Тем временем Валентина обходит каждую комнату. Очередь доходит до кухни и маленькой столовой около нее. Подойдя к столу, она длинными аристократическими пальцами хватается за край тарелки с салатом, поднимает ее выше. Крутит справ налево и слева направо. Обнюхивает приготовленное не более десяти минут назад блюдо и неосторожно кладет тарелку обратно на стол. Хмыкнув, Валентина оборачивается в мою сторону. Стоя в дверях, я заламываю пальцы, следя за каждым ее шагом.

— Романтический ужин? — насмешливо интересуется она, как будто это не очевидно.

Я в очередной раз проглатываю обиду и вскидываю подбородок. Все хорошо. Ей не удастся меня унизить. Не снова. Мать Маркуса плавно двигается в моем направлении и, остановившись совсем близко, опускает глаза на свой клатч. Открыв его, она принимается в нем рыться. Спустя пару секунд в ее руках оказывается пачка денег, которую Валентина дружелюбно протягивает мне.

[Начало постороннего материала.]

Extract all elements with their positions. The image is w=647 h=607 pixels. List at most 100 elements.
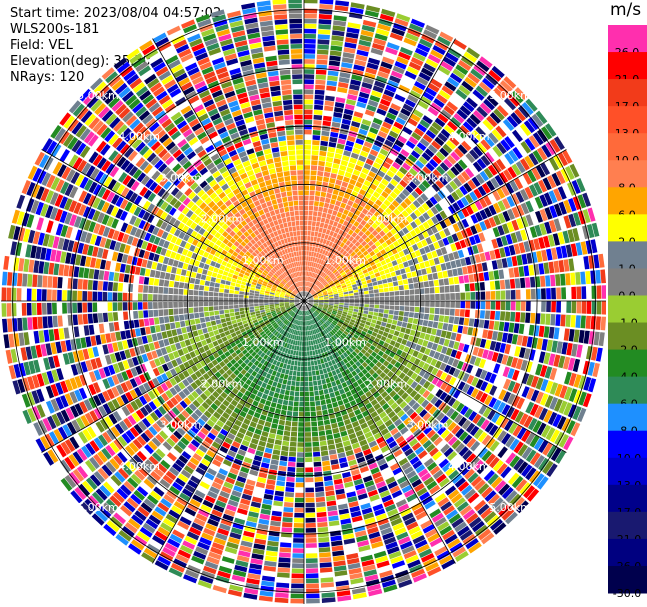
velocity-gate — [324, 297, 329, 299]
velocity-gate — [282, 440, 290, 447]
velocity-gate — [304, 160, 311, 165]
velocity-gate — [319, 238, 324, 244]
velocity-gate — [309, 289, 314, 294]
velocity-gate — [549, 429, 560, 443]
velocity-gate — [406, 215, 414, 223]
velocity-gate — [444, 364, 452, 374]
velocity-gate — [513, 243, 521, 255]
velocity-gate — [304, 79, 314, 85]
velocity-gate — [406, 361, 413, 369]
velocity-gate — [315, 400, 321, 406]
velocity-gate — [299, 391, 304, 397]
velocity-gate — [435, 151, 446, 161]
velocity-gate — [424, 333, 431, 341]
velocity-gate — [314, 471, 323, 477]
velocity-gate — [336, 447, 345, 454]
velocity-gate — [544, 395, 554, 408]
velocity-gate — [304, 190, 309, 196]
velocity-gate — [512, 424, 523, 437]
velocity-gate — [475, 337, 482, 347]
velocity-gate — [313, 295, 318, 298]
velocity-gate — [278, 557, 291, 563]
velocity-gate — [425, 267, 432, 274]
velocity-gate — [358, 325, 364, 331]
velocity-gate — [367, 314, 373, 319]
velocity-gate — [432, 272, 438, 280]
velocity-gate — [482, 407, 492, 418]
velocity-gate — [313, 296, 319, 299]
velocity-gate — [378, 66, 391, 75]
velocity-gate — [553, 218, 562, 232]
velocity-gate — [529, 226, 538, 238]
velocity-gate — [389, 305, 395, 310]
velocity-gate — [336, 284, 342, 289]
velocity-gate — [282, 399, 289, 406]
velocity-gate — [361, 330, 367, 336]
velocity-gate — [516, 427, 527, 440]
velocity-gate — [474, 223, 483, 233]
velocity-gate — [306, 251, 309, 256]
velocity-gate — [511, 90, 524, 104]
velocity-gate — [493, 375, 502, 386]
velocity-gate — [512, 369, 520, 381]
velocity-gate — [313, 267, 317, 273]
velocity-gate — [386, 135, 396, 143]
velocity-gate — [277, 567, 290, 573]
velocity-gate — [352, 286, 358, 291]
velocity-gate — [485, 291, 491, 300]
velocity-gate — [431, 121, 443, 132]
velocity-gate — [207, 326, 213, 333]
velocity-gate — [282, 522, 293, 528]
velocity-gate — [312, 436, 319, 442]
velocity-gate — [325, 429, 333, 435]
velocity-gate — [324, 100, 335, 107]
velocity-gate — [295, 386, 300, 392]
velocity-gate — [393, 315, 399, 321]
velocity-gate — [315, 486, 324, 493]
velocity-gate — [349, 321, 355, 326]
velocity-gate — [316, 281, 321, 286]
velocity-gate — [454, 162, 464, 173]
velocity-gate — [343, 176, 350, 183]
velocity-gate — [284, 390, 290, 396]
velocity-gate — [378, 182, 386, 191]
velocity-gate — [572, 227, 580, 242]
velocity-gate — [318, 14, 332, 20]
velocity-gate — [481, 183, 491, 194]
velocity-gate — [525, 312, 531, 323]
velocity-gate — [468, 318, 475, 327]
velocity-gate — [382, 317, 388, 323]
velocity-gate — [508, 322, 515, 333]
velocity-gate — [306, 286, 308, 292]
velocity-gate — [383, 287, 389, 292]
velocity-gate — [403, 311, 409, 317]
velocity-gate — [369, 250, 376, 257]
velocity-gate — [261, 575, 275, 582]
velocity-gate — [405, 185, 414, 194]
velocity-gate — [334, 299, 339, 301]
velocity-gate — [350, 79, 362, 86]
velocity-gate — [380, 98, 391, 107]
velocity-gate — [330, 274, 335, 279]
velocity-gate — [390, 103, 401, 112]
velocity-gate — [544, 221, 552, 234]
velocity-gate — [444, 81, 457, 92]
velocity-gate — [386, 170, 395, 178]
velocity-gate — [335, 442, 344, 449]
velocity-gate — [340, 271, 346, 276]
velocity-gate — [452, 389, 461, 399]
velocity-gate — [363, 287, 369, 292]
velocity-gate — [454, 284, 460, 292]
velocity-gate — [347, 263, 353, 268]
velocity-gate — [333, 305, 339, 308]
velocity-gate — [409, 295, 415, 301]
velocity-gate — [388, 314, 394, 320]
velocity-gate — [358, 253, 365, 259]
velocity-gate — [434, 307, 440, 315]
velocity-gate — [425, 58, 439, 69]
velocity-gate — [381, 94, 393, 102]
velocity-gate — [489, 281, 496, 290]
velocity-gate — [304, 411, 311, 417]
velocity-gate — [311, 365, 315, 371]
velocity-gate — [426, 327, 432, 334]
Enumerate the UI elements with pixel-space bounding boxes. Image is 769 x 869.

— Этого хватит? — как ни в чем не бывало любопытствует женщина, которая, по всей видимости, сбрендила.

— Я… Я… Я не понимаю… Что это означает?

Она закатывает глаза, устало вздохнув. Сдув прядь волос со лба, теперь достаточно грубо Валентина пихает целую стопку евро в мои руки. Но я отпрыгиваю назад, поэтому деньги падают на пол между нами. Мать мужчины, которого я отчаянно люблю, недовольно переводит взор от меня к деньгам, и обратно.

— Там очень приличная сумма, — выделяет каждое слово. — Ты сможешь оплатить полностью остаток своей учебы, снять изумительные апартаменты в центре Рима года на два, не меньше. У тебя не будет недостатка ни в чем, — приступает она к бесстыдным уговорам. — А если понадобится еще, — Валентина намеренно выдерживает красноречивую паузу и склоняется надо мной, — я дам. Проси! — напирает она с фальшивой приветливостью. — Прости все, что хочешь! — Ее рука накрывает мою. — Только, пожалуйста, оставь Маркуса в покое.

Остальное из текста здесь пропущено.